Опер тут же вышел. В то время у меня отобрали при личном обыске алюминиевую чашу и жестяной дискос[110], а потом и вовсе выгнали из бойлерной. Это была последняя «ласка» чекистов в 1951 году. В следующем году меня постоянно преследовали: надзиратель тридцать второго барака, в котором я жил, а потом и начальник по труду.
Первым был младший сержант Калинин, он с самого начала стал показывать особую ненависть ко мне, видимо, кто-то донес ему о моей религиозной деятельности. Однажды, вернувшись с работы, я увидел полный беспорядок на своем месте; сначала я подумал, что был общий обыск, но мне сказали, что сержант вошел в барак, глянул туда-сюда, подошел именно к моим нарам и перевернул доски. Он нашел кое-какие записи и среди них маленький самодельный служебник, который я сделал в будке два года назад, — все это пропало.
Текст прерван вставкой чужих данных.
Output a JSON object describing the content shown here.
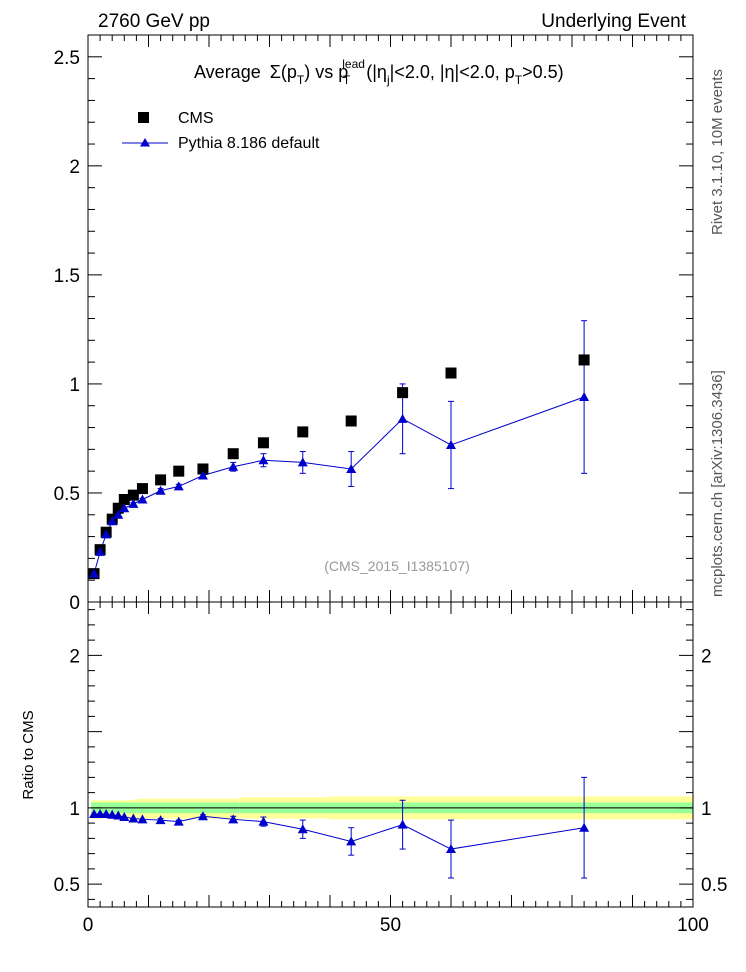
{
  "header": {
    "left": "2760 GeV pp",
    "right": "Underlying Event"
  },
  "side_texts": {
    "rivet": "Rivet 3.1.10, 10M events",
    "mcplots": "mcplots.cern.ch [arXiv:1306.3436]"
  },
  "colors": {
    "data": "#000000",
    "mc": "#0000cc",
    "band_inner": "#99ff99",
    "band_outer": "#ffff99"
  },
  "chart_data": [
    {
      "type": "scatter",
      "title": "Average Σ(pT) vs pT^lead (|ηj|<2.0, |η|<2.0, pT>0.5)",
      "title_parts": {
        "average": "Average",
        "sum": "Σ(p",
        "sub_t": "T",
        "close_vs": ") vs p",
        "sup_lead": "lead",
        "open_eta": "(|η",
        "sub_j": "j",
        "mid": "|<2.0, |η|<2.0, p",
        "end": ">0.5)"
      },
      "watermark": "(CMS_2015_I1385107)",
      "xlim": [
        0,
        100
      ],
      "ylim": [
        0,
        2.6
      ],
      "yticks": [
        "0",
        "0.5",
        "1",
        "1.5",
        "2",
        "2.5"
      ],
      "legend_position": "top-left",
      "series": [
        {
          "name": "CMS",
          "marker": "square",
          "x": [
            1.0,
            2.0,
            3.0,
            4.0,
            5.0,
            6.0,
            7.5,
            9.0,
            12.0,
            15.0,
            19.0,
            24.0,
            29.0,
            35.5,
            43.5,
            52.0,
            60.0,
            82.0
          ],
          "y": [
            0.13,
            0.24,
            0.32,
            0.38,
            0.43,
            0.47,
            0.49,
            0.52,
            0.56,
            0.6,
            0.61,
            0.68,
            0.73,
            0.78,
            0.83,
            0.96,
            1.05,
            1.11
          ]
        },
        {
          "name": "Pythia 8.186 default",
          "marker": "triangle",
          "x": [
            1.0,
            2.0,
            3.0,
            4.0,
            5.0,
            6.0,
            7.5,
            9.0,
            12.0,
            15.0,
            19.0,
            24.0,
            29.0,
            35.5,
            43.5,
            52.0,
            60.0,
            82.0
          ],
          "y": [
            0.13,
            0.23,
            0.31,
            0.37,
            0.4,
            0.43,
            0.45,
            0.47,
            0.51,
            0.53,
            0.58,
            0.62,
            0.65,
            0.64,
            0.61,
            0.84,
            0.72,
            0.94
          ],
          "yerr": [
            0.005,
            0.005,
            0.005,
            0.005,
            0.005,
            0.005,
            0.005,
            0.005,
            0.01,
            0.01,
            0.01,
            0.02,
            0.03,
            0.05,
            0.08,
            0.16,
            0.2,
            0.35
          ]
        }
      ]
    },
    {
      "type": "scatter",
      "ylabel": "Ratio to CMS",
      "xlim": [
        0,
        100
      ],
      "ylim": [
        0.35,
        2.35
      ],
      "xticks": [
        "0",
        "50",
        "100"
      ],
      "yticks": [
        "0.5",
        "1",
        "2"
      ],
      "bands": [
        {
          "x0": 0.5,
          "x1": 8,
          "inner": [
            0.965,
            1.035
          ],
          "outer": [
            0.93,
            1.05
          ]
        },
        {
          "x0": 8,
          "x1": 25,
          "inner": [
            0.965,
            1.035
          ],
          "outer": [
            0.93,
            1.06
          ]
        },
        {
          "x0": 25,
          "x1": 40,
          "inner": [
            0.965,
            1.035
          ],
          "outer": [
            0.93,
            1.07
          ]
        },
        {
          "x0": 40,
          "x1": 100,
          "inner": [
            0.965,
            1.035
          ],
          "outer": [
            0.925,
            1.075
          ]
        }
      ],
      "series": [
        {
          "name": "Pythia 8.186 default",
          "x": [
            1.0,
            2.0,
            3.0,
            4.0,
            5.0,
            6.0,
            7.5,
            9.0,
            12.0,
            15.0,
            19.0,
            24.0,
            29.0,
            35.5,
            43.5,
            52.0,
            60.0,
            82.0
          ],
          "y": [
            0.96,
            0.96,
            0.96,
            0.955,
            0.95,
            0.94,
            0.93,
            0.925,
            0.92,
            0.91,
            0.945,
            0.925,
            0.91,
            0.86,
            0.78,
            0.89,
            0.73,
            0.87
          ],
          "yerr": [
            0.005,
            0.005,
            0.005,
            0.005,
            0.005,
            0.005,
            0.005,
            0.005,
            0.01,
            0.01,
            0.01,
            0.02,
            0.03,
            0.06,
            0.09,
            0.16,
            0.19,
            0.33
          ]
        }
      ]
    }
  ]
}
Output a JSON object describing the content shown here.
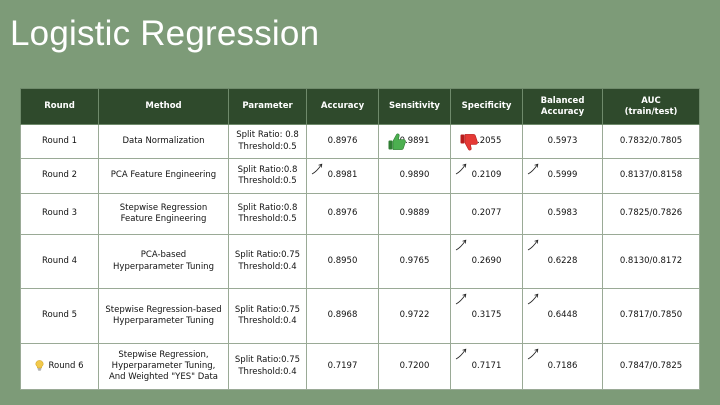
{
  "slide": {
    "title": "Logistic Regression"
  },
  "table": {
    "headers": {
      "round": "Round",
      "method": "Method",
      "parameter": "Parameter",
      "accuracy": "Accuracy",
      "sensitivity": "Sensitivity",
      "specificity": "Specificity",
      "balanced_line1": "Balanced",
      "balanced_line2": "Accuracy",
      "auc_line1": "AUC",
      "auc_line2": "(train/test)"
    },
    "rows": [
      {
        "round": "Round 1",
        "method_l1": "Data Normalization",
        "method_l2": "",
        "method_l3": "",
        "param_l1": "Split Ratio: 0.8",
        "param_l2": "Threshold:0.5",
        "accuracy": "0.8976",
        "sensitivity": "0.9891",
        "specificity": "0.2055",
        "balanced": "0.5973",
        "auc": "0.7832/0.7805"
      },
      {
        "round": "Round 2",
        "method_l1": "PCA Feature Engineering",
        "method_l2": "",
        "method_l3": "",
        "param_l1": "Split Ratio:0.8",
        "param_l2": "Threshold:0.5",
        "accuracy": "0.8981",
        "sensitivity": "0.9890",
        "specificity": "0.2109",
        "balanced": "0.5999",
        "auc": "0.8137/0.8158"
      },
      {
        "round": "Round 3",
        "method_l1": "Stepwise Regression",
        "method_l2": "Feature Engineering",
        "method_l3": "",
        "param_l1": "Split Ratio:0.8",
        "param_l2": "Threshold:0.5",
        "accuracy": "0.8976",
        "sensitivity": "0.9889",
        "specificity": "0.2077",
        "balanced": "0.5983",
        "auc": "0.7825/0.7826"
      },
      {
        "round": "Round 4",
        "method_l1": "PCA-based",
        "method_l2": "Hyperparameter Tuning",
        "method_l3": "",
        "param_l1": "Split Ratio:0.75",
        "param_l2": "Threshold:0.4",
        "accuracy": "0.8950",
        "sensitivity": "0.9765",
        "specificity": "0.2690",
        "balanced": "0.6228",
        "auc": "0.8130/0.8172"
      },
      {
        "round": "Round 5",
        "method_l1": "Stepwise Regression-based",
        "method_l2": "Hyperparameter Tuning",
        "method_l3": "",
        "param_l1": "Split Ratio:0.75",
        "param_l2": "Threshold:0.4",
        "accuracy": "0.8968",
        "sensitivity": "0.9722",
        "specificity": "0.3175",
        "balanced": "0.6448",
        "auc": "0.7817/0.7850"
      },
      {
        "round": "Round 6",
        "method_l1": "Stepwise Regression,",
        "method_l2": "Hyperparameter Tuning,",
        "method_l3": "And Weighted \"YES\" Data",
        "param_l1": "Split Ratio:0.75",
        "param_l2": "Threshold:0.4",
        "accuracy": "0.7197",
        "sensitivity": "0.7200",
        "specificity": "0.7171",
        "balanced": "0.7186",
        "auc": "0.7847/0.7825"
      }
    ]
  },
  "icons": {
    "thumbs_up": "thumbs-up-icon",
    "thumbs_down": "thumbs-down-icon",
    "trend_arrow": "trend-up-arrow-icon",
    "lightbulb": "lightbulb-icon"
  },
  "colors": {
    "background": "#7d9b78",
    "header_bg": "#2f4a2c",
    "thumbs_up": "#4caf50",
    "thumbs_down": "#e53935",
    "bulb": "#f2c94c"
  }
}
В тот же вечер после поверки он приказал мне следовать за ним к начальству, добавив: «Узнаешь, как заниматься пропагандой в бараке». По дороге я успел проглотить Святые Дары, которые носил на себе. В конторе младший сержант приказал мне написать заявление: как я вел религиозную пропаганду среди заключенных и намерен ли вести впредь. Я без колебаний написал, что исполнял долг священника и исполнять буду. Тогда он повел меня в ШИЗО, видно, рассчитывая угодить начальникам, которых по случаю воскресенья не было на месте. Но охранники малой зоны, слегка поглумившись надо мной, послали меня в кипятильню за водой, я натаскал им несколько ведер, и к ночи они отправили меня назад в барак.
Младший сержант Калинин, однако, донимал и донимал меня. Однажды летом, около девяти вечера, когда в бараках почти никого не было, я вышел в скверик и, сев на скамейку, стал про себя читать молитвы. Посреди скверика, под небольшим навесом, обсуждала свои дела группа пятидесятников, неподалеку зеки играли в футбол, и до меня доносились крики игроков и болельщиков. Казалось бы, я имел полное право сидеть на скамейке и молиться, тем не менее Калинин подошел и спросил, чем я занят. Отвечаю: «Молюсь». — «Под открытым небом?» Отвечаю: «А что? Бог повсюду. И чем плохо молиться под сводом, который Он Сам сотворил!» Тут Калинин в крик: «Вон отсюда со своим Богом! А ну, пошел в барак!» Я заметил, что еще нет десяти часов, отбоя не было. Он продолжал орать. «Видно, для меня особый закон», — сказал я и пошел восвояси. Пятидесятники тоже разошлись, наверное, как и я, подумали, что от молитвы одинокого католика дьяволу хуже, чем от всех их словес о Библии.
Помощником по труду в пятьдесят втором и позднее был некто Заводской, известный изверг: у него на совести гибель многих заключенных, которых он, несмотря на категорию «инвалидность», слал на общие работы. С этим самодуром я познакомился, работая на стройке при Геологоразведочном управлении. Появившись на стройке, он вызвал меня в контору начальника строительства, тоже кровопийцы (о нем я рассказал), и начал: «Ваша фамилия? Национальность? Профессия на воле?» Услышав — «священник», строго спросил: «Остаетесь священником в лагере?»
— Стараюсь.
— А вам неизвестно, что в лагере это запрещено?
— Мне известно одно: я был и останусь священником, пока жив.
— В таком случае с завтрашнего дня вы в бригаде Ефимова, на земляных работах на железной дороге, там норму выполняют на сто двадцать процентов. Восемь часов подолбаете киркой мерзлый грунт и камни, посмотрим, что запоете.